Stevens and three other Americans were killed in September in what the U.S. has called a "terrorist" attack on its mission in Benghazi.
In his speech, President Mugabe also joined fellow African leaders in calling for the reform of the United Nations Security Council which he accused of wielding ‘an insatiable appetite for war’.
President Goodluck Jonathan of Nigeria and Jacob Zuma of South Africa also called for immediate reforms at the UN so that Africa can have a say on the international arena.
President Mugabe, a well-known critic of the West, said Africa must be fully represented in the Security Council.
He also took a swipe at Western nations that have imposed sanctions on him and his inner circle. These nations accuse President Mugabe of rights abuses.
Political analyst Takura Zhangazha, executive director of the Voluntary Media Council of Zimbabwe, said the call for UN reform is justified.
U.S. spokeswoman Pelton said Mr. Mugabe should have taken advantage of his allocated time at the General Assembly to inform the world how he intends to bring Zimbabwe back from the brink after years of what she said was Zanu PF misrule.

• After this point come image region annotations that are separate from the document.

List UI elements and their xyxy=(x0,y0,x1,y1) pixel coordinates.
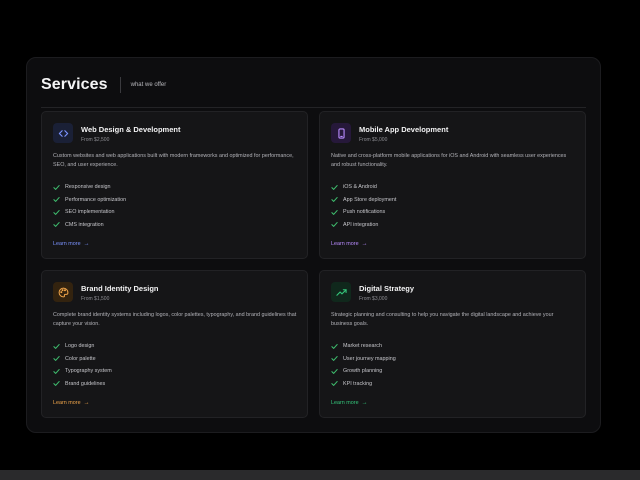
feature-label: App Store deployment xyxy=(343,196,397,203)
feature-label: User journey mapping xyxy=(343,355,396,362)
feature-label: Growth planning xyxy=(343,368,383,375)
feature-item: Typography system xyxy=(53,365,112,378)
learn-more-label: Learn more xyxy=(331,241,359,247)
feature-label: Brand guidelines xyxy=(65,380,106,387)
feature-label: SEO implementation xyxy=(65,209,115,216)
feature-list: Logo design Color palette Typography sys… xyxy=(53,340,112,390)
service-card-mobile-app: Mobile App Development From $5,000 Nativ… xyxy=(319,111,586,259)
check-icon xyxy=(331,356,338,362)
service-card-digital-strategy: Digital Strategy From $3,000 Strategic p… xyxy=(319,270,586,418)
feature-item: Performance optimization xyxy=(53,194,126,207)
card-description: Native and cross-platform mobile applica… xyxy=(331,153,567,168)
palette-icon xyxy=(53,282,73,302)
feature-list: Responsive design Performance optimizati… xyxy=(53,181,126,231)
check-icon xyxy=(53,197,60,203)
feature-label: Market research xyxy=(343,343,382,350)
learn-more-label: Learn more xyxy=(331,400,359,406)
card-price: From $3,000 xyxy=(359,296,388,302)
learn-more-label: Learn more xyxy=(53,241,81,247)
learn-more-link[interactable]: Learn more → xyxy=(53,241,90,247)
check-icon xyxy=(331,222,338,228)
feature-label: iOS & Android xyxy=(343,184,377,191)
check-icon xyxy=(53,356,60,362)
feature-item: KPI tracking xyxy=(331,378,396,391)
page-title: Services xyxy=(41,75,108,93)
feature-item: App Store deployment xyxy=(331,194,396,207)
card-title: Web Design & Development xyxy=(81,125,181,134)
arrow-right-icon: → xyxy=(83,400,90,406)
check-icon xyxy=(53,209,60,215)
feature-item: iOS & Android xyxy=(331,181,396,194)
feature-item: Market research xyxy=(331,340,396,353)
card-title: Digital Strategy xyxy=(359,284,415,293)
check-icon xyxy=(53,222,60,228)
card-title: Mobile App Development xyxy=(359,125,449,134)
learn-more-link[interactable]: Learn more → xyxy=(331,400,368,406)
trend-up-icon xyxy=(331,282,351,302)
card-price: From $5,000 xyxy=(359,137,388,143)
feature-label: Typography system xyxy=(65,368,112,375)
feature-item: CMS integration xyxy=(53,219,126,232)
card-title: Brand Identity Design xyxy=(81,284,159,293)
card-price: From $2,500 xyxy=(81,137,110,143)
feature-label: Responsive design xyxy=(65,184,111,191)
services-panel: Services what we offer Web Design & Deve… xyxy=(26,57,601,433)
code-icon xyxy=(53,123,73,143)
feature-label: KPI tracking xyxy=(343,380,373,387)
feature-label: Color palette xyxy=(65,355,96,362)
check-icon xyxy=(331,343,338,349)
check-icon xyxy=(331,368,338,374)
learn-more-link[interactable]: Learn more → xyxy=(53,400,90,406)
service-card-web-design: Web Design & Development From $2,500 Cus… xyxy=(41,111,308,259)
feature-list: iOS & Android App Store deployment Push … xyxy=(331,181,396,231)
feature-item: Responsive design xyxy=(53,181,126,194)
feature-label: API integration xyxy=(343,221,379,228)
phone-icon xyxy=(331,123,351,143)
arrow-right-icon: → xyxy=(83,241,90,247)
services-header: Services what we offer xyxy=(41,70,586,108)
arrow-right-icon: → xyxy=(361,241,368,247)
feature-label: Performance optimization xyxy=(65,196,127,203)
check-icon xyxy=(331,381,338,387)
service-card-brand-identity: Brand Identity Design From $1,500 Comple… xyxy=(41,270,308,418)
feature-label: Logo design xyxy=(65,343,95,350)
feature-item: Logo design xyxy=(53,340,112,353)
feature-item: Color palette xyxy=(53,353,112,366)
feature-item: Brand guidelines xyxy=(53,378,112,391)
page-subtitle: what we offer xyxy=(130,81,167,88)
header-divider xyxy=(119,76,121,93)
card-price: From $1,500 xyxy=(81,296,110,302)
learn-more-link[interactable]: Learn more → xyxy=(331,241,368,247)
check-icon xyxy=(331,197,338,203)
feature-item: User journey mapping xyxy=(331,353,396,366)
feature-label: CMS integration xyxy=(65,221,104,228)
check-icon xyxy=(53,343,60,349)
bottom-scroll-bar xyxy=(0,470,640,480)
learn-more-label: Learn more xyxy=(53,400,81,406)
feature-item: Push notifications xyxy=(331,206,396,219)
check-icon xyxy=(53,368,60,374)
check-icon xyxy=(53,381,60,387)
feature-item: SEO implementation xyxy=(53,206,126,219)
card-description: Custom websites and web applications bui… xyxy=(53,153,294,168)
feature-item: API integration xyxy=(331,219,396,232)
card-description: Strategic planning and consulting to hel… xyxy=(331,312,554,327)
check-icon xyxy=(331,184,338,190)
feature-item: Growth planning xyxy=(331,365,396,378)
check-icon xyxy=(53,184,60,190)
arrow-right-icon: → xyxy=(361,400,368,406)
feature-list: Market research User journey mapping Gro… xyxy=(331,340,396,390)
check-icon xyxy=(331,209,338,215)
feature-label: Push notifications xyxy=(343,209,386,216)
card-description: Complete brand identity systems includin… xyxy=(53,312,297,327)
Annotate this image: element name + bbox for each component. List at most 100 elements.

Mr. Mugabe revealed Wednesday his desire to call for national elections at the end of March 2013.
In an urgent High Court application Wednesday, in which he sought yet another extension to delay by-elections in three Matabeleland constituencies, Mr. Mugabe said the country is too broke to call a mini-election just ahead of the main vote.
For persepective on the election issue, Studio 7’s Sandra Nyaira turned to spokesmen Rugare Gumbo of Zanu PF and Douglas Mwonzora of the Morgan Tsvangirai MDC formation.
Both agree that Mr. Mugabe will have to consult his governing partners before proclaiming election dates for next year.